Hospital-based Asthma Education: Health Education

Hospital-based Asthma Education: Health EducationAnother pediatric program by Clark and coworkers evaluated the impact of health education on frequency and cost of health-care use by low-income children with asthma. This “open airways” program took place in a hospital setting and attempted to use an education program to reduce ED visits and hospitalization. They also determined whether the effect was greater among high baseline health-care users. Two hundred ninety families with 310 children in all were enrolled, 207 in the experimental group and 103 in the control group who continued to receive their usual care. The program, which was conducted in English or Spanish, consisted of six, 1-hour sessions with parents and children receiving five separate and one joint session itat on buy dexone online. Ten to 15 families were included in each group. They were taught to recognize and deal with asthma attacks, how to take their medications, patient-physician communications, improving the home environment, improving school performance, general fitness instruction, and guidelines regarding physical activities. The major outcome measure was health-care utilization 1 year before and 1 year after the program. No difference was noted overall, but health-care utilization was decreased in the subgroup who used the health-care facilities prior to entering the program. In those children who had been hospitalized during the preceding year, there was a significantly greater reduction in ED utilization and hospitalization (p<0.05). Most important was the cost benefit of the education program that showed a savings of $11 for each dollar spent on the program if there were one or more hospitalizations.

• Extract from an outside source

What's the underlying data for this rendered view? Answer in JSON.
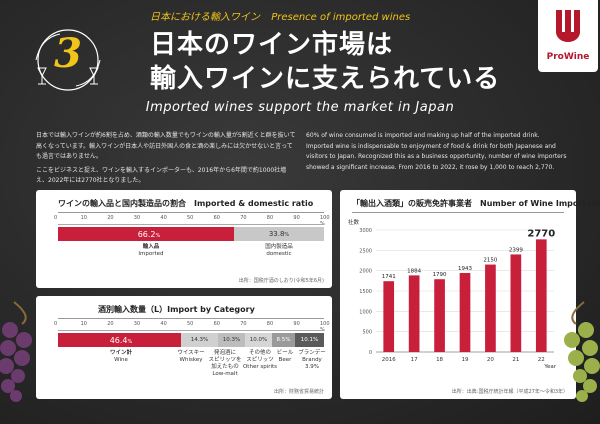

In a study by Rubin and associates, a computer game was used to improve knowledge and asthma treatment behaviors in children 7 to 12 years (the younger ones with the assistance of their parents). Twenty-five children played the “asthma command” game for 40 min (experimental group) vs 29 who played routine games for a similar period of time. They were evaluated every 6 weeks for 10 months. There was a significant improvement in their knowledge and asthma treatment behaviors (p<0.001) but surprisingly there was no difference in physician visits, ED visits, or hospitalization. It appeared that at least in this study utilizing a computer game, there was improvement in understanding of asthma and theoretically how to respond during exacerbations that did not seem to translate into an actual improvement in self-care! Perhaps this is telling us that the best kind of education that is likely to translate into improved self-care can be better accomplished when it involves educators and/or care givers in the teaching process than if it is done solely by computer. Alternatively, perhaps better computerized education systems could be designed and validated.